Li recentemente um conto de Flannery O’Connor, no qual umas das personagens faz a seguinte declaração, seguida de uma pergunta: “as pessoas já nem se importam com a qualidade das suas mentiras. Talvez o melhor que eu posso dizer-lhe seja: sou um homem; mas escute, minha senhora, o que é um homem?” A pergunta lançada fica sem resposta, mas o fim do conto revela o pior do homem que se afirmou como homem e que apresentou essa circunstância como a derradeira verdade, mas também como o enigma que cada homem carrega.
Um homem é sempre uma amálgama de possibilidades, mas, no fim, serão sempre os seus atos a falarem e a desvendarem a sua verdadeira natureza.
Vem isto a propósito do caso de violência doméstica que, na última semana, e à conta de um vídeo, tornou o horror vivido por muitas mulheres visível. O vídeo que deu rosto ao flagelo. Deu, aliás, vários rostos: o do agressor, o da mulher agredida, o da criança desesperada e que, do fundo dos seus nove anos, teve a coragem de se interpor entre a mãe o seu agressor, entre a sua mãe e o seu pai. Nenhuma criança devia ser obrigada a isto. Nenhuma!

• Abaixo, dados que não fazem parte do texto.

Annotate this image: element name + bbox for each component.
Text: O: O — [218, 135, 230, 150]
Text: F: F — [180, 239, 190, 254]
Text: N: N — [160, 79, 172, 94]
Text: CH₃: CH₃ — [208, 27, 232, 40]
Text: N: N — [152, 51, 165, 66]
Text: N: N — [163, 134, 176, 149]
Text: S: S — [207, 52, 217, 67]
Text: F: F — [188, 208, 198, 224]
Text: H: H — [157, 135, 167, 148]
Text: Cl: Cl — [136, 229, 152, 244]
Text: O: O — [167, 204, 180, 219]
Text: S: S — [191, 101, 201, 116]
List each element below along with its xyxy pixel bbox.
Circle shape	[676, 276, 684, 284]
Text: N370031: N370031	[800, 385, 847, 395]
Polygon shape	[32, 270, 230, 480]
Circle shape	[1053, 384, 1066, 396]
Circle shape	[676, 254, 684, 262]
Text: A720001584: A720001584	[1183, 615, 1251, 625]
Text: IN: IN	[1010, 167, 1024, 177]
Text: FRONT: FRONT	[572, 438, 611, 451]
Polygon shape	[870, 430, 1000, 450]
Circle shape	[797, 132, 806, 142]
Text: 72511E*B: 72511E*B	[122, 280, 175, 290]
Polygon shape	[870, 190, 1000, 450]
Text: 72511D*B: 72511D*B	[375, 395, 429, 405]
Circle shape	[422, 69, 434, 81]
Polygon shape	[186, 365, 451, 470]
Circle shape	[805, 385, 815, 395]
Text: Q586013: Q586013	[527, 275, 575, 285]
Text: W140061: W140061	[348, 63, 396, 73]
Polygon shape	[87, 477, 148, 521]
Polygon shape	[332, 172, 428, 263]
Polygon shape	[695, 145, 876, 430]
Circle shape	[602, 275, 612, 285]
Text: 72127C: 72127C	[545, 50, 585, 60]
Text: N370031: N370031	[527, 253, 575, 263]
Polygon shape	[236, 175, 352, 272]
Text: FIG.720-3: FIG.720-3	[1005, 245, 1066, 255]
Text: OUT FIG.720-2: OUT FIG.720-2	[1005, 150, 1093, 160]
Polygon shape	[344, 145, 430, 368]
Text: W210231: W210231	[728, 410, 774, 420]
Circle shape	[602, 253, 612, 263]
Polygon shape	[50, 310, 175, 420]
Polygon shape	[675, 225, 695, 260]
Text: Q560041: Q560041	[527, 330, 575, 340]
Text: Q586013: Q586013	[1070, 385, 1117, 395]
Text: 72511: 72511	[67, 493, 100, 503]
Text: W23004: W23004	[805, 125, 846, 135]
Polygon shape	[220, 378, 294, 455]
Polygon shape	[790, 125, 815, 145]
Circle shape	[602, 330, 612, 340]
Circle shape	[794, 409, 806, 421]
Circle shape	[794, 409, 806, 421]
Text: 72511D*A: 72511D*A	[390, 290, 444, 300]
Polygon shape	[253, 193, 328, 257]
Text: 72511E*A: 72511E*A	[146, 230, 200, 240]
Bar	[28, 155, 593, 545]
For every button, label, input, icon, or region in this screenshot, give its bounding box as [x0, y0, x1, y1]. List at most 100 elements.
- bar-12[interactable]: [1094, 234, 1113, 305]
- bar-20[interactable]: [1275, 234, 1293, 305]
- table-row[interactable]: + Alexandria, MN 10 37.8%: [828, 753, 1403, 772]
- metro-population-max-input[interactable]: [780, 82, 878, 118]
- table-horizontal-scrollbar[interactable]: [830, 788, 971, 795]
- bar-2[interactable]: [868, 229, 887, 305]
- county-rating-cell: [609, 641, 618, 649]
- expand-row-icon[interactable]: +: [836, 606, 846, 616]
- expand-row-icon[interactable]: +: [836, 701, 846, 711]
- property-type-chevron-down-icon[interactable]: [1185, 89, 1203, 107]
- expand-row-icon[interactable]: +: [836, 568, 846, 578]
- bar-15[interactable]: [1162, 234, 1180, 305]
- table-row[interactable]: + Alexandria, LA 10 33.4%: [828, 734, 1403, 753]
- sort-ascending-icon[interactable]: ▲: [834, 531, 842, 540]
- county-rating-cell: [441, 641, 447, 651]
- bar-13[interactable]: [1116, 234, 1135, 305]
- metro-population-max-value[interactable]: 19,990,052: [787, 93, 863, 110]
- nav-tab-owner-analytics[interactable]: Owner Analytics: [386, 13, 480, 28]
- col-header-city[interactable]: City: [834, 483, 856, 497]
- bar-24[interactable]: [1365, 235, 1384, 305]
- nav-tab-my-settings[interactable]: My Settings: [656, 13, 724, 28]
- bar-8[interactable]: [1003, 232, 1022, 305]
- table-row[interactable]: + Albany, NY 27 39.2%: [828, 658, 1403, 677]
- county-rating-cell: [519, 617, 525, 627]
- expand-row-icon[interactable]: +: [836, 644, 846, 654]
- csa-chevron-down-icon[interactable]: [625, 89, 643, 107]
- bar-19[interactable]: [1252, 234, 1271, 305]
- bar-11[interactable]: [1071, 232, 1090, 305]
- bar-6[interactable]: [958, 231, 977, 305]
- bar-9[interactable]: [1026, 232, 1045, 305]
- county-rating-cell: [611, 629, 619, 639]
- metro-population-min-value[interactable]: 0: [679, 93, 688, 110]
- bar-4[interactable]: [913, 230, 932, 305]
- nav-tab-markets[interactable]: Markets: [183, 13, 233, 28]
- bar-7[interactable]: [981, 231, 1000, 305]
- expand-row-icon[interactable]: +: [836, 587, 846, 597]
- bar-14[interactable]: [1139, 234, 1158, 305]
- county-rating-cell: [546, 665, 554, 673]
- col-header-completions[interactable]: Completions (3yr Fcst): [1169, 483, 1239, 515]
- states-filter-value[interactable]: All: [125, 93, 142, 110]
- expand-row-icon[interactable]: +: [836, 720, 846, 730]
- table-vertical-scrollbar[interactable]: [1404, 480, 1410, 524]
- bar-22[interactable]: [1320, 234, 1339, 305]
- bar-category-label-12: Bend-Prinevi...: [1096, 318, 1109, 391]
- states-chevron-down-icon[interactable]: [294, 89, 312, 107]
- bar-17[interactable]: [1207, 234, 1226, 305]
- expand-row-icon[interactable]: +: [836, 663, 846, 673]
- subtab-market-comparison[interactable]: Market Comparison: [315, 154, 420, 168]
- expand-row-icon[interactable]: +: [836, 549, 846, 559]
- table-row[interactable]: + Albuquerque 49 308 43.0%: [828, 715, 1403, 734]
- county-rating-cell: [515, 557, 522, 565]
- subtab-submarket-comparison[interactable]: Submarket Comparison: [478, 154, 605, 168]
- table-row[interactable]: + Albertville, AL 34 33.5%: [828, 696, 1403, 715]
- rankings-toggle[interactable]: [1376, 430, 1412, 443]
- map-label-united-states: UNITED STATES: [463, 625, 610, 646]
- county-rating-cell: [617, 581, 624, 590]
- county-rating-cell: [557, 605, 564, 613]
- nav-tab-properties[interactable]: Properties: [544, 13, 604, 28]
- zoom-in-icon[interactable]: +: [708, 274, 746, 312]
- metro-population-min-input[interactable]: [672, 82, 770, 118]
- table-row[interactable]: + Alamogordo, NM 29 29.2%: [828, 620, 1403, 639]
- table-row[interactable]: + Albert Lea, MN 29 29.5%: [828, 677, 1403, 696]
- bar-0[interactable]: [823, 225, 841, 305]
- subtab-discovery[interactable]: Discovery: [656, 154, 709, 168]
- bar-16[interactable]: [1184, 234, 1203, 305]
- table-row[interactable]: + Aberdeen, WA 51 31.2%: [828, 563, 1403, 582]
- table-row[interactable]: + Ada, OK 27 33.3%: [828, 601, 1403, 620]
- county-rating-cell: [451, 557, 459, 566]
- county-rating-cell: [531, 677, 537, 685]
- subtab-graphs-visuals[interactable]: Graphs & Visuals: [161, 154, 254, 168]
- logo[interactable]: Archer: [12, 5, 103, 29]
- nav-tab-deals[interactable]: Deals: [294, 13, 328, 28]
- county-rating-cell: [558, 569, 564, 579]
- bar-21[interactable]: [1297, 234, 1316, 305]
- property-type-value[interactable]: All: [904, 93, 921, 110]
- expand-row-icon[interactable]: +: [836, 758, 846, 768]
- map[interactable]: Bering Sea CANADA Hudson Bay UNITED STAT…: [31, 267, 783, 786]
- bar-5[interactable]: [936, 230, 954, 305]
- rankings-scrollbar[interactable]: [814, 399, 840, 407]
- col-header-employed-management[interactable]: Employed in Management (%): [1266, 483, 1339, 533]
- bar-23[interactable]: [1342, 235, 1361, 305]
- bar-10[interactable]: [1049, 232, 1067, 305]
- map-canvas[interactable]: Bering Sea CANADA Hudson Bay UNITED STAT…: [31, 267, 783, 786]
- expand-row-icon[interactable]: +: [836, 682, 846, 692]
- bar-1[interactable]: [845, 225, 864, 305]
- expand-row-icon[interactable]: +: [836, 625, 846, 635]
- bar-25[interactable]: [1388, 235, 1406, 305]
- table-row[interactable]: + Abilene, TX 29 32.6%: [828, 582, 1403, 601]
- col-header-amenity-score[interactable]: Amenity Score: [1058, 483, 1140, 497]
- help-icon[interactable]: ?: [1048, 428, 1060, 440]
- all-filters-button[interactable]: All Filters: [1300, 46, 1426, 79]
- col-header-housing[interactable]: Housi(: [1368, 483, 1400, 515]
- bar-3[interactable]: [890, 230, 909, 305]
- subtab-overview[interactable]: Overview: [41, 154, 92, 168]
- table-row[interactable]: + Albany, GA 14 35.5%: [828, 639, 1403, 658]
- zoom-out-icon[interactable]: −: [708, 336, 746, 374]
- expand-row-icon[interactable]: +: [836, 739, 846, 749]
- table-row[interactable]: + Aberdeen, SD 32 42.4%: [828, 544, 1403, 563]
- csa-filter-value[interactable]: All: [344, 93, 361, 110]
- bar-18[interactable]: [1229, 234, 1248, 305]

A crueza das imagens não deixa ninguém indiferente. Os gritos da criança ecoam em nós muito para lá das imagens. Ficamos presos e incrédulos com a normalidade com que o agressor bate à porta, arruma o cabelo, e depois desses gestos quotidianos, faz o mais infame ataque a uma mulher indefesa, na presença de uma criança, seu filho. A forma como mesmo estando a vítima já no chão, mesmo perante os gritos de uma criança, continua a bater violentamente.
A reação geral foi quase unânime no sentido de uma condenação, mas, ainda assim, há quem queira normalizar o mal, quem procure relativizar, atenuar com razões para a agressão, como se as houvesse. Não, não há. Nada atenua a violência, nada a legitima, nada a relativiza, nada a explica ou torna menos infame e imoral.
Não servem de atenuantes o passado do homem, a suposta simpatia do homem, o machismo militante que quer fazer das mulheres posse, propriedade, coisa à qual se pode impor, pela força, uma qualquer lei de macho ofendido com razões ou sem razões para isso.
Volto ao início deste texto e à pergunta sem resposta: o que é um homem? Um homem pode ser muitas coisas, mas é sobretudo os seus atos, e ainda é mais os seus atos quando estes são infames, quando estes são violentamente dirigidos a vítimas sem capacidade para se defenderem da força bruta e do ataque cobarde na calada da madrugada. Um homem pode ser muitas coisas. Mas um homem não pode, nem deve ser aquilo que vimos!